An Asian-style marinated mushroom recipe makes a great side dish. It also works well as a topping for rice, noodles, and salads.
There’s lots of room to be creative depending on which flavors you want to highlight. Add sake for a more Japanese style, or increase the amount of soy sauce and sesame oil for a different taste. You could even add some fish sauce or tamarind.
The recipe below will get you started, but feel free to experiment to suit your tastes.
Recommended mushrooms: Any of the edible mushrooms, but this often works best with white buttons from the grocery store. (Or the other take on the same species: the delicious cremini mushroom!)
Ingredients:
- 1 lb mushrooms
- 2 tbsp soy sauce
- 1/2 cup rice wine (sake) or vinegar (white)
- 1 tbsp sesame oil
- 2 cloves garlic, minced
- 1 tsp ginger, minced
- salt to taste
Clean the mushrooms with a damp cloth and slice them into medium-sized pieces. You can remove the stems if you like, but I find they work just fine in this recipe.

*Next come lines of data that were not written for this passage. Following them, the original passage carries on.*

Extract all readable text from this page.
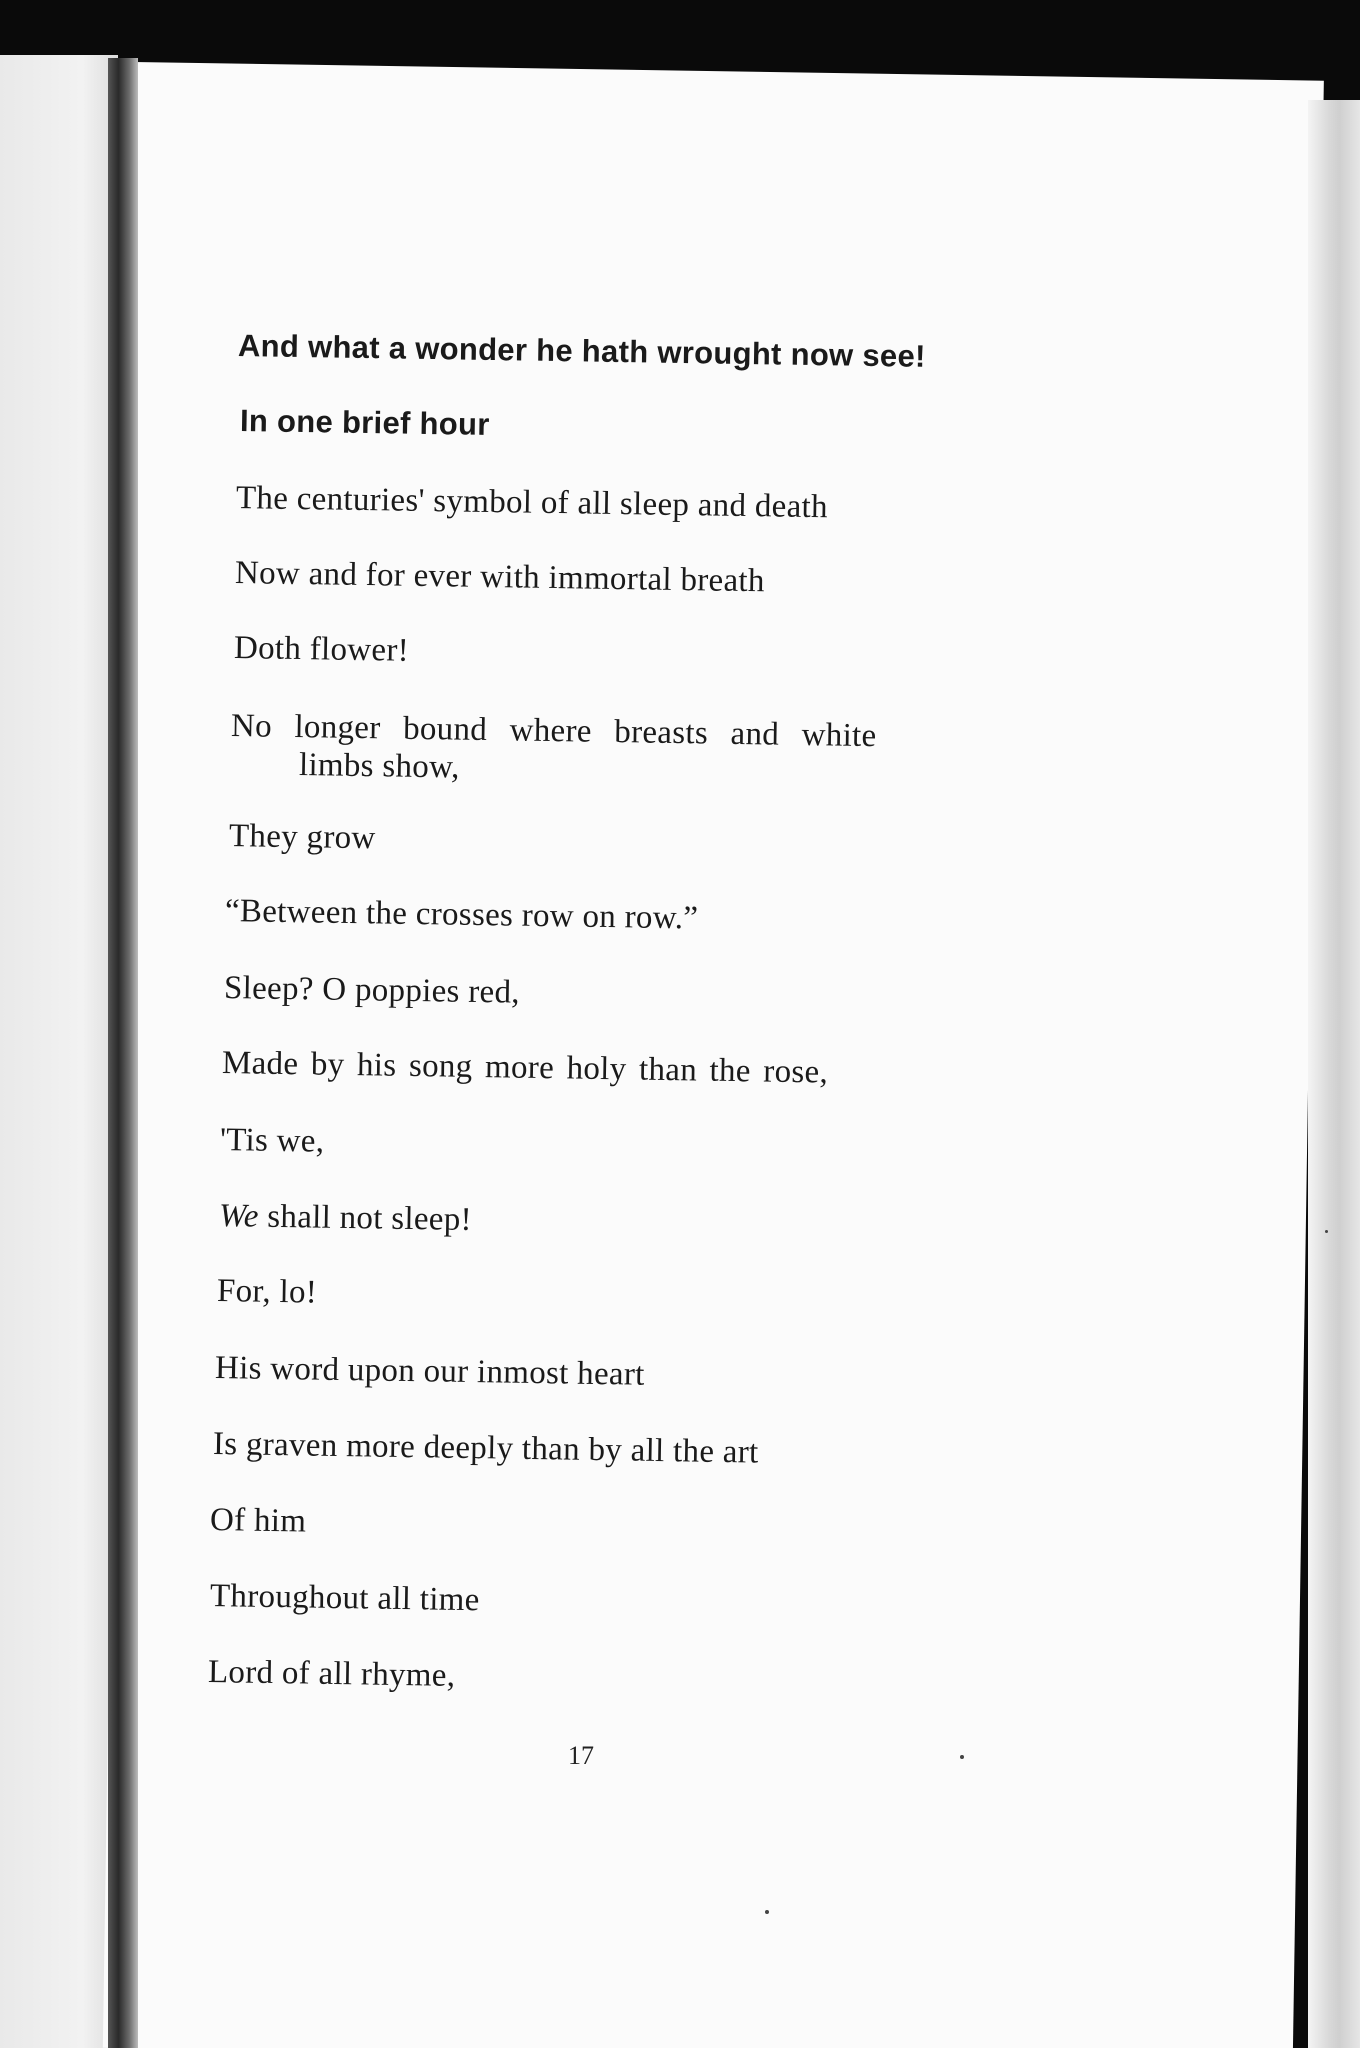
And what a wonder he hath wrought now see!
In one brief hour
The centuries' symbol of all sleep and death
Now and for ever with immortal breath
Doth flower!
No longer bound where breasts and white
limbs show,
They grow
“Between the crosses row on row.”
Sleep? O poppies red,
Made by his song more holy than the rose,
'Tis we,
We shall not sleep!
For, lo!
His word upon our inmost heart
Is graven more deeply than by all the art
Of him
Throughout all time
Lord of all rhyme,
17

Place the mushrooms in a container with the soy sauce, rice wine/vinegar, sesame oil, garlic and ginger. Let them marinate for at least an hour, preferably overnight.
Place all the ingredients in a saucepan and bring to a boil, adding some water if more liquid is needed. Cook for 5 minutes. If a crisper texture is desired, sauté in a skillet instead.
Remove mushrooms and place in a dish. Continue to cook the marinade until it has a thicker, more syrupy texture. Pour over mushrooms and serve.
Variations:
- Add a chopped red chili or 2 tsp of chili powder for some extra heat.
- Add a tsp of lemon or lime.
- Chop and saute half a red onion to add to the finished mushrooms. Alternatively, you can add some chopped green onions as a garnish.
- Alternatively, you could make a sweeter marinade by replacing the sake/vinegar with mirin, a condiment similar to sake but with more sugar. But take note that this will change the flavor of the dish. (I prefer a more vinegar taste myself!)
- A tsp of fish or oyster sauce will impart a saltier flavor.
- I like to cook the mushrooms in an actual skillet for a bit first but cooking everything together is fine too. If you give the dish some time to sit afterwards the flavors will meld together even more!